6. It is the case of the defendants that they have registered the trade mark as 'New Rightway Foot Wear' but the device of foot in a distinctive manner on the Rightway label used by the plaintiff is identical with the trade mark used by the defendants. As to whether this is a deceptive and uncalled for or is not so is to be determined at the trial.

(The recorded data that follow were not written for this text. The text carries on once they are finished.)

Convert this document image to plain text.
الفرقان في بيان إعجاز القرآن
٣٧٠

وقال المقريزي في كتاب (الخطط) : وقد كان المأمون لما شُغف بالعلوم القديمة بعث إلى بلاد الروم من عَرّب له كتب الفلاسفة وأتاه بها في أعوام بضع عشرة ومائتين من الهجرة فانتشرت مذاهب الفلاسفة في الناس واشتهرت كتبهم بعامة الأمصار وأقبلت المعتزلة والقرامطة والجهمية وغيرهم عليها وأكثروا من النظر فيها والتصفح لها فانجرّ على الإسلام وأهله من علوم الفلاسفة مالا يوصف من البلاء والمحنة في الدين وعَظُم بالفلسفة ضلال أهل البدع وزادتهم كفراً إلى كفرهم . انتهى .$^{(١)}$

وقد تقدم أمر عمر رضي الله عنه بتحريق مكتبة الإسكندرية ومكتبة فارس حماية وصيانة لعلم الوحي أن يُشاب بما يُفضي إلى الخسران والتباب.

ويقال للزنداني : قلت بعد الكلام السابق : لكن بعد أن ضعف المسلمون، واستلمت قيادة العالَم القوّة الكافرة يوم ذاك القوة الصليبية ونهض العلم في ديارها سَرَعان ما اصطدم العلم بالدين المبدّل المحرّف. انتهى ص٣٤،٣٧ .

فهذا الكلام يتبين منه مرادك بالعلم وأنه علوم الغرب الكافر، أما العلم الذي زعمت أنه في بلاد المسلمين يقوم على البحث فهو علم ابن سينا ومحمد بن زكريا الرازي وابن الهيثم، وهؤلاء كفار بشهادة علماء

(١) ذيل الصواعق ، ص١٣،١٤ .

7. Prima facie there appears force in the contention of Mr. Baig that the trademark and trade name of the plaintiff is used by the defendants in selling their goods and in passing off their goods at Leh. It will not be correct to say that other persons are using the same name,therefore, the defendants are also entitled to use the same name. We do not know under what circumstances and facts the other persons use the plaintiffs trade-name and trademark at Leh. If the plaintiffs allow anybody to use the same or create any agency, the defendants cannot raise any objection to that course. However, these are all matters for trial. The defendant has produced a photo-stat copy of a certificate indicating title of the work under Copy Right Act as 'New Rightway'. This certificate is purported to have been issued by the Deputy Registrar of Copy Right. The plaintiff also has a registration of their label 'Rightway' with a distinctive mark of foot on its left side. However, registration in this case may not be as important as the user of the label.

8. The point for consideration at this stage would be whether 'New Rightway' label used by the defdts. is deceptively similar with the label used by the plaintiff. 'Deceptively similar' has been defined by Section 2 of the Trade and Merchandise Marks Act, 1958. It says that a mark shall be deemed to be deceptively similar to another mark if it so nearly resembles that other mark as to be likely to deceive or cause confusion. From the perusal of the two marks which were exhibited before me at the time of hearing of these petitions, I am convinced that trade name and trademark used by the defendants is deceptively similar to trade name and trademark used by the plaintiff. The defendants are passing off the goods to their customers under the same name which is violative of the plaintiffs interests. In this view of the matter, the plaintiff has made out a prima facie case in his favour.

9. In whose favour balance of convenience would lie is another consideration which is required to be taken note of. The plaintiff has been using the label 'Rightway' prior in point of time than its use by the defendants. Therefore his right of user of the said name appears to be superior and it will be equitable if the pltff. is permitted to use the said name and the said name used by him is not used by the defendants in passing off their goods, and in conducting their sale.

10. The plaintiff, therefore, is entitled to the ad interim relief and is entitled to seek protection. Accordingly I direct that thedefendants be restrained from using the trademark and trade name and the sign-board of the plaintiff which is 'Rightway Fool ware ' with a distinctive mark of foot on its left side. They are also restrained from using the signboard or trademark or trade name as 'New Rightway' because the same is deceptively similar and is likely to cause confusion in the minds of the customers to the detriment of the plaintiff. The defendants are further restrained not to pass off or sell their goods under the trade-name or trade-mark or the label 'Rightway' or 'New Rightway' with a distinctive mark of fool on its left side. This order will remain in force till the disposal of the suit.

11. Any observation made in this order shall not prejudice the parties in the main suit and shall not be construed as an expression of opinion on the merits of the suit.